🤖 AI Summary
In multi-task learning (MTL), outlier tasks—those exhibiting adversarial or uninformative relationships with the primary task—degrade overall model performance. To address this, we propose a robust gradient boosting framework that uniquely integrates task heterogeneity modeling with gradient-level optimization. Our method employs regularization-driven task clustering to automatically partition tasks without prior labels; within the shared representation space, it identifies and suppresses gradient interference from outlier tasks while enabling fine-grained, group-specific adaptation for semantically related tasks. The framework operates end-to-end, jointly performing outlier detection, knowledge transfer, and robust optimization. Evaluated on synthetic and multiple real-world MTL benchmarks, it reduces average prediction error by up to 32%, significantly improving cross-task generalization and training stability. Our approach establishes a novel, interpretable, and scalable paradigm for heterogeneous MTL.
📝 Abstract
Multi-task learning (MTL) has shown effectiveness in exploiting shared information across tasks to improve generalization. MTL assumes tasks share similarities that can improve performance. In addition, boosting algorithms have demonstrated exceptional performance across diverse learning problems, primarily due to their ability to focus on hard-to-learn instances and iteratively reduce residual errors. This makes them a promising approach for learning multi-task problems.
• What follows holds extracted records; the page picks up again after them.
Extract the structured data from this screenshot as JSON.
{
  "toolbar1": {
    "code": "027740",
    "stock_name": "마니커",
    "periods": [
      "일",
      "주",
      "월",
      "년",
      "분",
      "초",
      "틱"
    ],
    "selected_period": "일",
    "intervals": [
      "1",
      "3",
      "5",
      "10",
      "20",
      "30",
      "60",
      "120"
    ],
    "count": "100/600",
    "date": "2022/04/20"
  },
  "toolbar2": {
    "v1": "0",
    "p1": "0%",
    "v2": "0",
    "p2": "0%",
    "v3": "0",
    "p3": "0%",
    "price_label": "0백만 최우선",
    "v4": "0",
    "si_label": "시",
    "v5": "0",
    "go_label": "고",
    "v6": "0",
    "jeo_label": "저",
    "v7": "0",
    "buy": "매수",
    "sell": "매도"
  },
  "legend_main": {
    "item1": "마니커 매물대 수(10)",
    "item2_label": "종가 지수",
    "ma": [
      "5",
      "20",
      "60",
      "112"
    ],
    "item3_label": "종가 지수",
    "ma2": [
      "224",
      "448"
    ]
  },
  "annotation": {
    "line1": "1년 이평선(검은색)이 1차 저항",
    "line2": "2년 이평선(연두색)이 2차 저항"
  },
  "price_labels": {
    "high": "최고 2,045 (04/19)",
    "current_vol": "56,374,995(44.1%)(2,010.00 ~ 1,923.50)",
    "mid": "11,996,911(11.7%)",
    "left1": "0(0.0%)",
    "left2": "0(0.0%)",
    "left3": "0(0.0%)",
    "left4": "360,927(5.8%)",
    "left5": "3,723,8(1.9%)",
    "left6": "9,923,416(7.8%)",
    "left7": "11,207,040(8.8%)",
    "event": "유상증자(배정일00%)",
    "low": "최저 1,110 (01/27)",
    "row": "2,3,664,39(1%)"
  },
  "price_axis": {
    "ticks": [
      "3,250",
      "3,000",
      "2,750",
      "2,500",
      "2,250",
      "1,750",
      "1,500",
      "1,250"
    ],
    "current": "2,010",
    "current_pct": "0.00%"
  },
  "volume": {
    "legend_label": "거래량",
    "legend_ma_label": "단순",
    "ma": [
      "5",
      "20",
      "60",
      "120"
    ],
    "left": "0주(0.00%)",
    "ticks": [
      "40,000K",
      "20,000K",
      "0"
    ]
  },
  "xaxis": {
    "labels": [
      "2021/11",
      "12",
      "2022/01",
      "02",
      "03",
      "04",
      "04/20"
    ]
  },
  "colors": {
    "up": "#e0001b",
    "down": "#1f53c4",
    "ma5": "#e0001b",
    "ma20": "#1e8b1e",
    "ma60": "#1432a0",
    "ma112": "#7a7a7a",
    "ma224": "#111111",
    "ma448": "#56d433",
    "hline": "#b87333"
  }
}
However, real-world MTL scenarios often involve tasks that are not well-aligned (known as outlier or adversarial tasks), which do not share beneficial similarities with others and can, in fact, deteriorate the performance of the overall model. To overcome this challenge, we propose Robust-Multi-Task Gradient Boosting (R-MTGB), a novel boosting framework that explicitly models and adapts to task heterogeneity during training. R-MTGB structures the learning process into three sequential blocks: (1) learning shared patterns, (2) partitioning tasks into outliers and non-outliers with regularized parameters, and (3) fine-tuning task-specific predictors. This architecture enables R-MTGB to automatically detect and penalize outlier tasks while promoting effective knowledge transfer among related tasks. Our method integrates these mechanisms seamlessly within gradient boosting, allowing robust handling of noisy or adversarial tasks without sacrificing accuracy. Extensive experiments on both synthetic benchmarks and real-world datasets demonstrate that our approach successfully isolates outliers, transfers knowledge, and consistently reduces prediction errors for each task individually, and achieves overall performance gains across all tasks. These results highlight robustness, adaptability, and reliable convergence of R-MTGB in challenging MTL environments.